Das Spiel begann mit stündlicher Verspätung. Unsere Zuckerpüppchen spielten ansehnlich gut, kreierten beste Torchancen in Hölle und Völle, die sie aber wiederholt versemmelten, aus Unfähigkeit, wegen des sehr guten Torhüters Santos und wegen der ausbleibenden Unterstützung durch die angeblichen Bochumer Fairy Ultras, auf deren Gegröle über die Ballerbude alle Zuhörer vergeblich warteten.

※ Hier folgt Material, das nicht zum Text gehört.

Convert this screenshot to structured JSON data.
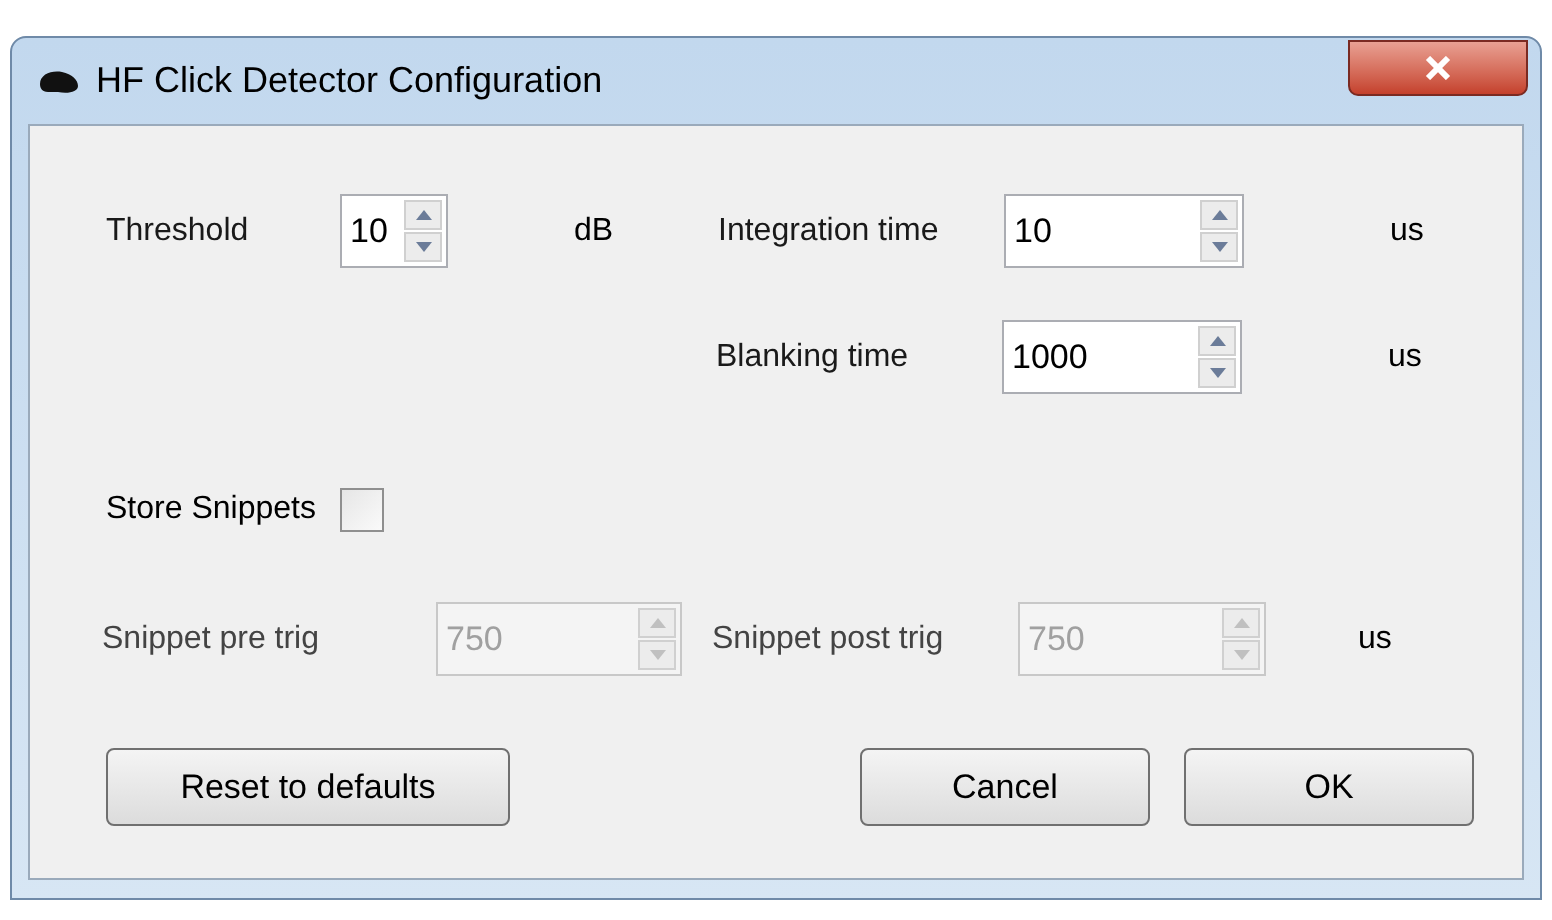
{
  "window": {
    "title": "HF Click Detector Configuration"
  },
  "threshold": {
    "label": "Threshold",
    "value": "10",
    "unit": "dB"
  },
  "integration_time": {
    "label": "Integration time",
    "value": "10",
    "unit": "us"
  },
  "blanking_time": {
    "label": "Blanking time",
    "value": "1000",
    "unit": "us"
  },
  "store_snippets": {
    "label": "Store Snippets",
    "checked": false
  },
  "snippet_pre_trig": {
    "label": "Snippet pre trig",
    "value": "750",
    "disabled": true
  },
  "snippet_post_trig": {
    "label": "Snippet post trig",
    "value": "750",
    "disabled": true,
    "unit": "us"
  },
  "buttons": [
    {
      "label": "Reset to defaults"
    },
    {
      "label": "Cancel"
    },
    {
      "label": "OK"
    }
  ]
}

Operation Ballerbude geschreddert
Denn, nachdem ihre Frankfurter Freunde mitsamtz Fluchtfahnen Hals über Kopf geflohen waren, nahmen auch die Bochumer Ultras ihre Fahnen ab, obwohl einige vorher etwas getrunken hatten. Anders als tief im Westen blieben sie jedoch einfach da im Stadion, standen nutzlos rum und flohen nicht, weil sie keine Fluchtfahnen dabei hatten. Diese verhinderten Ultras sangen nichts. Wie einst Mahatma Gandhi schwiegen sie für den Sieg.
Und allein deshalb wiederum war jeder Bochumer Stürmer voll irritiert, allein vor dem Törwart Santos, weil ein Großteil des Publikums bei jeder Chance nicht wie üblich wild mit 100.000 Phon aufgeregt herumschrie. Stille in der Ostkurve, lediglich in der Obstkurve, auf der Gegentribüne, im Kinderblock und geheim feuerten die echten Fans ihre Mannschaft an. Und ein Abweichler trommelte trotz Ultraboykottz. Das war zu wenig. Mattes Bero: „Wie soll ich da ins Tor treffen, wenn ich mutterseelenallein frei vorm Tor stehe, zwei sind in der Mitte frei, wenn kein Lärm ist?“ Das geht natürlich nicht. Er vergab zwei bis drei 127prozentige.
Schweigegelübde der Ultras Bochum
Die falschen Fans schwiegen in der Kurve. Sie und ihre Frankfurter Kollegen sind gemeinsam mit Schiri Zwayer aus der Schule von Amerell Schuld an der unverdienten Niederlage. Anstelle von Ballerbude: Ein echtes Scheißspiel, weil es viel zu lange dauerte, Arschkalt war, und das Ergebnis unter aller Sau. So wird der Stadionbesuch zu Fahrt in die Ultrahölle. Da hilft auch Glühwein nicht weiter. Was für eine Zeitverschwendung bei dem schönen Wetter.
Fahrzit:
Schiri Zwayer hätte das Spiel abbrechen müssen. Interessant wäre die Frage gewesen, wer die Punkte erhält. Vielleicht sollte der VfL Protest einlegen. Drei weitere Punkte vom hessischen Amtsgericht? Aber wahrscheinlich hat die Vereinsführung Angst vor dem Shitstorm, oder Angst vor den eigenen und den Frankfurter Ultras. Immerhin: Ein Zeichen internationaler Solidarität unter den Ultragruppen. Wenn wir jetzt in Leverkusen gewinnen, wollen wir mal nix gesagt haben. Zur Hölle mit Beschallungsanlagen, die nicht benutzt werden wegen Kindergartenstreik.